Simple projected words in capital letters, referring to some of the taboos of todays western canon — combined with nudity and dancing as references of joy and freedom. The movie enjoys the built up contrast between our iconic fears — and the liberating dance. The duality of desire and reality, dreams and facts. Getting naked and dancing, while projecting words on my body is personal, political, queer, pop.
This trivial contrast is meant as a comment on the state of European individualism. Nobody’s really happy until everybody’s happy. The impulse and the intention behind GUILT STRIP was to make a simple and bold gesture of taking responsibility, of embracing our collective inhumane ugliness.

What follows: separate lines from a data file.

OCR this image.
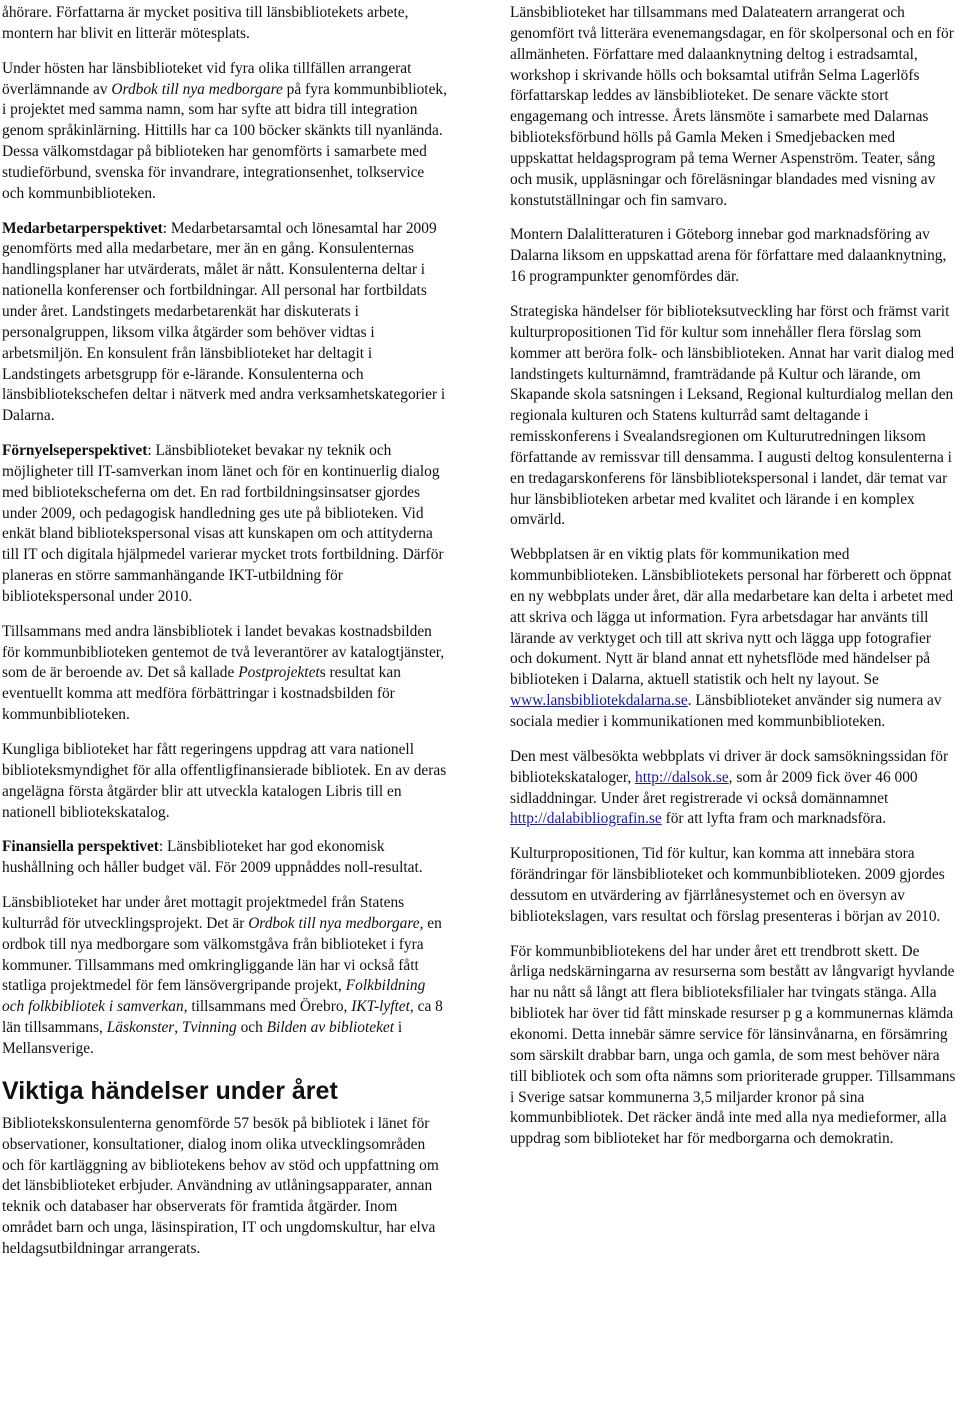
åhörare. Författarna är mycket positiva till länsbibliotekets arbete, montern har blivit en litterär mötesplats.

Under hösten har länsbiblioteket vid fyra olika tillfällen arrangerat överlämnande av Ordbok till nya medborgare på fyra kommunbibliotek, i projektet med samma namn, som har syfte att bidra till integration genom språkinlärning. Hittills har ca 100 böcker skänkts till nyanlända. Dessa välkomstdagar på biblioteken har genomförts i samarbete med studieförbund, svenska för invandrare, integrationsenhet, tolkservice och kommunbiblioteken.

Medarbetarperspektivet: Medarbetarsamtal och lönesamtal har 2009 genomförts med alla medarbetare, mer än en gång. Konsulenternas handlingsplaner har utvärderats, målet är nått. Konsulenterna deltar i nationella konferenser och fortbildningar. All personal har fortbildats under året. Landstingets medarbetarenkät har diskuterats i personalgruppen, liksom vilka åtgärder som behöver vidtas i arbetsmiljön. En konsulent från länsbiblioteket har deltagit i Landstingets arbetsgrupp för e-lärande. Konsulenterna och länsbibliotekschefen deltar i nätverk med andra verksamhetskategorier i Dalarna.

Förnyelseperspektivet: Länsbiblioteket bevakar ny teknik och möjligheter till IT-samverkan inom länet och för en kontinuerlig dialog med bibliotekscheferna om det. En rad fortbildningsinsatser gjordes under 2009, och pedagogisk handledning ges ute på biblioteken. Vid enkät bland bibliotekspersonal visas att kunskapen om och attityderna till IT och digitala hjälpmedel varierar mycket trots fortbildning. Därför planeras en större sammanhängande IKT-utbildning för bibliotekspersonal under 2010.

Tillsammans med andra länsbibliotek i landet bevakas kostnadsbilden för kommunbiblioteken gentemot de två leverantörer av katalogtjänster, som de är beroende av. Det så kallade Postprojektets resultat kan eventuellt komma att medföra förbättringar i kostnadsbilden för kommunbiblioteken.

Kungliga biblioteket har fått regeringens uppdrag att vara nationell biblioteksmyndighet för alla offentligfinansierade bibliotek. En av deras angelägna första åtgärder blir att utveckla katalogen Libris till en nationell bibliotekskatalog.

Finansiella perspektivet: Länsbiblioteket har god ekonomisk hushållning och håller budget väl. För 2009 uppnåddes noll-resultat.

Länsbiblioteket har under året mottagit projektmedel från Statens kulturråd för utvecklingsprojekt. Det är Ordbok till nya medborgare, en ordbok till nya medborgare som välkomstgåva från biblioteket i fyra kommuner. Tillsammans med omkringliggande län har vi också fått statliga projektmedel för fem länsövergripande projekt, Folkbildning och folkbibliotek i samverkan, tillsammans med Örebro, IKT-lyftet, ca 8 län tillsammans, Läskonster, Tvinning och Bilden av biblioteket i Mellansverige.

Viktiga händelser under året

Bibliotekskonsulenterna genomförde 57 besök på bibliotek i länet för observationer, konsultationer, dialog inom olika utvecklingsområden och för kartläggning av bibliotekens behov av stöd och uppfattning om det länsbiblioteket erbjuder. Användning av utlåningsapparater, annan teknik och databaser har observerats för framtida åtgärder. Inom området barn och unga, läsinspiration, IT och ungdomskultur, har elva heldagsutbildningar arrangerats.

Länsbiblioteket har tillsammans med Dalateatern arrangerat och genomfört två litterära evenemangsdagar, en för skolpersonal och en för allmänheten. Författare med dalaanknytning deltog i estradsamtal, workshop i skrivande hölls och boksamtal utifrån Selma Lagerlöfs författarskap leddes av länsbiblioteket. De senare väckte stort engagemang och intresse. Årets länsmöte i samarbete med Dalarnas biblioteksförbund hölls på Gamla Meken i Smedjebacken med uppskattat heldagsprogram på tema Werner Aspenström. Teater, sång och musik, uppläsningar och föreläsningar blandades med visning av konstutställningar och fin samvaro.

Montern Dalalitteraturen i Göteborg innebar god marknadsföring av Dalarna liksom en uppskattad arena för författare med dalaanknytning, 16 programpunkter genomfördes där.

Strategiska händelser för biblioteksutveckling har först och främst varit kulturpropositionen Tid för kultur som innehåller flera förslag som kommer att beröra folk- och länsbiblioteken. Annat har varit dialog med landstingets kulturnämnd, framträdande på Kultur och lärande, om Skapande skola satsningen i Leksand, Regional kulturdialog mellan den regionala kulturen och Statens kulturråd samt deltagande i remisskonferens i Svealandsregionen om Kulturutredningen liksom författande av remissvar till densamma. I augusti deltog konsulenterna i en tredagarskonferens för länsbibliotekspersonal i landet, där temat var hur länsbiblioteken arbetar med kvalitet och lärande i en komplex omvärld.

Webbplatsen är en viktig plats för kommunikation med kommunbiblioteken. Länsbibliotekets personal har förberett och öppnat en ny webbplats under året, där alla medarbetare kan delta i arbetet med att skriva och lägga ut information. Fyra arbetsdagar har använts till lärande av verktyget och till att skriva nytt och lägga upp fotografier och dokument. Nytt är bland annat ett nyhetsflöde med händelser på biblioteken i Dalarna, aktuell statistik och helt ny layout. Se www.lansbibliotekdalarna.se. Länsbiblioteket använder sig numera av sociala medier i kommunikationen med kommunbiblioteken.

Den mest välbesökta webbplats vi driver är dock samsökningssidan för bibliotekskataloger, http://dalsok.se, som år 2009 fick över 46 000 sidladdningar. Under året registrerade vi också domännamnet http://dalabibliografin.se för att lyfta fram och marknadsföra.

Kulturpropositionen, Tid för kultur, kan komma att innebära stora förändringar för länsbiblioteket och kommunbiblioteken. 2009 gjordes dessutom en utvärdering av fjärrlånesystemet och en översyn av bibliotekslagen, vars resultat och förslag presenteras i början av 2010.

För kommunbibliotekens del har under året ett trendbrott skett. De årliga nedskärningarna av resurserna som bestått av långvarigt hyvlande har nu nått så långt att flera biblioteksfilialer har tvingats stänga. Alla bibliotek har över tid fått minskade resurser p g a kommunernas klämda ekonomi. Detta innebär sämre service för länsinvånarna, en försämring som särskilt drabbar barn, unga och gamla, de som mest behöver nära till bibliotek och som ofta nämns som prioriterade grupper. Tillsammans i Sverige satsar kommunerna 3,5 miljarder kronor på sina kommunbibliotek. Det räcker ändå inte med alla nya medieformer, alla uppdrag som biblioteket har för medborgarna och demokratin.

I am welfare fascism. I am colonisation. I am European superiority. I am a nationalism. I am racism. I am dictatorship disguised as democracy. I am red necks, neo-Nazi skinheads, I am 'alt-right' and middle class white liberals. I will not excuse myself saying “it wasn’t me”, it is useless to ignore, it is embedded in our subconscious, it’s written on our bodies.
In the context of contemporary art, the format is a response to its elitist, exclusivist bubble, its fundamentally capitalistic, exclusionary hierarchy, its tendencies of being incomprehensible, intangible. GUILT STRIP is, however, not so much of a critique, it is an offering of an alternative. I rebel against the art world’s obsession with elusiveness using these primal but functional tools. Higher art is not what we need. I strive for clarity and simplicity of expression, with the ambition of being intelligible and engaging on a broad human scale. I stand for relentless immediacy and disarming, passionate honesty in expression.